Félix and Meira is a love story. It is neither groundbreaking nor particularly exciting, it must be said. However, there is a haunted tone that director Maxime Giroux has captured in the drab skies and sleet snow of Montreal that, painted on screen, is deceivingly beautiful and graceful. The story is rather slow paced, but undoubtedly there is a crescendo that builds and bubbles underneath silent exchanges and limited dialogue. The characters -Félix (Martin Dubreuil), a poetic and isolated loner, and Meira (Hadas Yaron), suffocated by marriage and religion – meet and pursue a delicate romance.
The film opens on Meira (played wonderfully by Israeli actress Yaron). She is married to Shulem (Luzer Twersky) in a dutiful pious household. They are Hasidic Jews, and she exists within an isolated and ultra conservative religious community. It’s hard to know whether the film is critical of this community or whether it is presenting the community simply as it is. While it throws no punches directly at Hasidic jews, the repressive and subservient role of women clashes heavily with Western progressive values and fuels Meira’s invisible angst. With her meekness and soft doe like features it’s hard not to empathise with her plight. Contrast to this is Félix. Middle aged and grieving his father’s recent death, he runs into Meira and her child on the streets. He is more or less an agnostic Jew who asks for Meira’s council regarding mortality. Meira for her part ignores him, yet after another chance meeting finds herself drawn to his affable, congenial manner.
There is an ecstasy to Meira’s narrative that is hard to define. A woman suffocated by life and no apparent escape finds salvation within the arms of a person unknown to her months prior. At times the film is, in terms of beauty and psycho sexual undertones, both on par and reminiscent of Steve McQueen‘s sublime film Shame. A resplendent sequence that takes place mid-way through the film begins with Meira trying on jeans in the bathroom of their hotel (relevant as they’re forbidden to her) while Felix sits on the bed. They spend the night patronising underground clubs and drifting through vibrant city streets filled with worldly music. The atmosphere so perfectly captures the infatuation and endorphins of the two, that the sickly sweet smell of dance induced sweaty pheromones permeates from the screen. Concluding the night Felix tenderly runs his hands through Meira’s hair underneath a moon lit window. It’s all rather sweet; even to a bitter cynic such as myself! Meira is smitten and must make a choice to break away from her comfortable existence or risk everything for an unshackled existence she herself knows is incomprehensible to her.

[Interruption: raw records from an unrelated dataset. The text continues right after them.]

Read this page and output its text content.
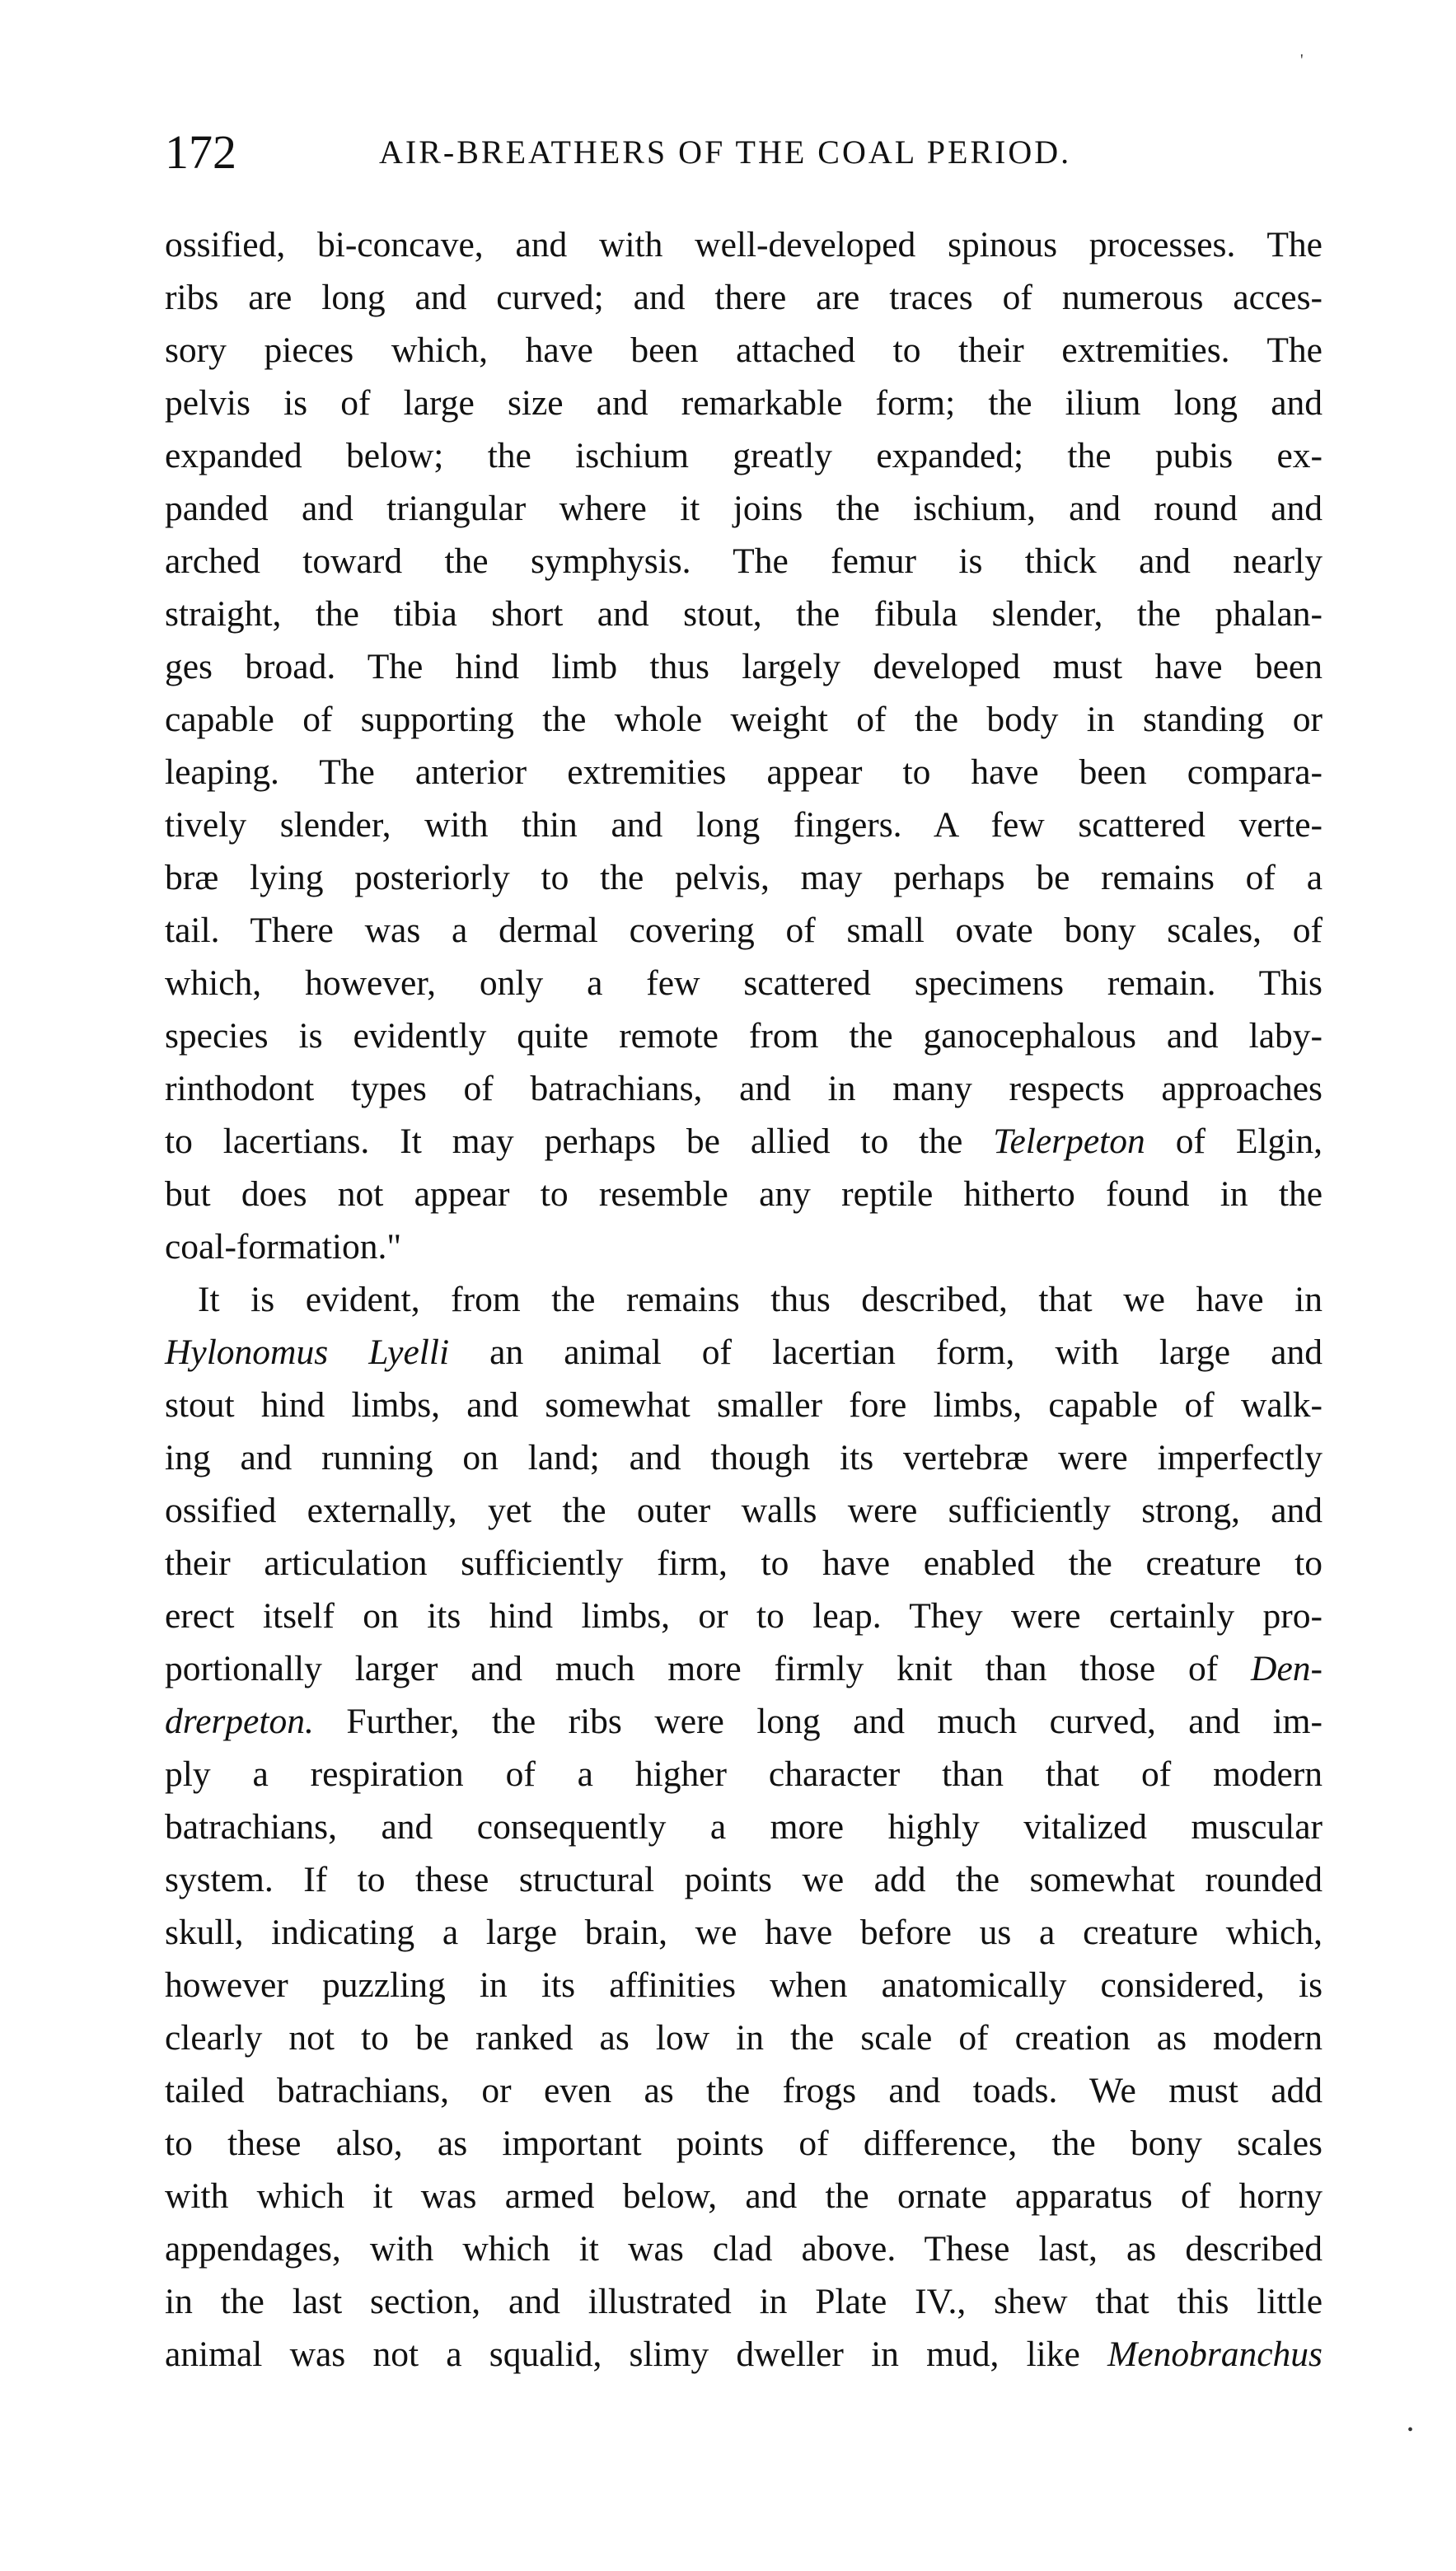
'
172	AIR-BREATHERS OF THE COAL PERIOD.
ossified, bi-concave, and with well-developed spinous processes. The
ribs are long and curved; and there are traces of numerous acces-
sory pieces which, have been attached to their extremities. The
pelvis is of large size and remarkable form; the ilium long and
expanded below; the ischium greatly expanded; the pubis ex-
panded and triangular where it joins the ischium, and round and
arched toward the symphysis. The femur is thick and nearly
straight, the tibia short and stout, the fibula slender, the phalan-
ges broad. The hind limb thus largely developed must have been
capable of supporting the whole weight of the body in standing or
leaping. The anterior extremities appear to have been compara-
tively slender, with thin and long fingers. A few scattered verte-
bræ lying posteriorly to the pelvis, may perhaps be remains of a
tail. There was a dermal covering of small ovate bony scales, of
which, however, only a few scattered specimens remain. This
species is evidently quite remote from the ganocephalous and laby-
rinthodont types of batrachians, and in many respects approaches
to lacertians. It may perhaps be allied to the Telerpeton of Elgin,
but does not appear to resemble any reptile hitherto found in the
coal-formation."
It is evident, from the remains thus described, that we have in
Hylonomus Lyelli an animal of lacertian form, with large and
stout hind limbs, and somewhat smaller fore limbs, capable of walk-
ing and running on land; and though its vertebræ were imperfectly
ossified externally, yet the outer walls were sufficiently strong, and
their articulation sufficiently firm, to have enabled the creature to
erect itself on its hind limbs, or to leap. They were certainly pro-
portionally larger and much more firmly knit than those of Den-
drerpeton. Further, the ribs were long and much curved, and im-
ply a respiration of a higher character than that of modern
batrachians, and consequently a more highly vitalized muscular
system. If to these structural points we add the somewhat rounded
skull, indicating a large brain, we have before us a creature which,
however puzzling in its affinities when anatomically considered, is
clearly not to be ranked as low in the scale of creation as modern
tailed batrachians, or even as the frogs and toads. We must add
to these also, as important points of difference, the bony scales
with which it was armed below, and the ornate apparatus of horny
appendages, with which it was clad above. These last, as described
in the last section, and illustrated in Plate IV., shew that this little
animal was not a squalid, slimy dweller in mud, like Menobranchus
•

If the slow pace doesn’t detract you, there is a lot to take away from this film. It is a nuanced subdued love story. The eclectic soundtrack and the way music is used is one of the major take away joys. Meira listens to Wendy Rene’s ‘After Laughter’ as a subversive, poignant act. Another highlight is Leonard Cohen’s ‘Famous Blue Raincoat’ playing while she spies on two lovers fornicating through an open window. While the payoff of the film is limited and the lack of plot or substance will deter most viewers, this is the kind of film that will resonate with you after viewing. Shining with its tonal beauty, its flaws ultimately create a frustrating move for Maxime Giroux’s third feature. Whilst he has managed to gets so many small details perfect yet, the film misses the forest from the trees.
Félix and Meira screens exclusively at Lido Cinemas from 18th February.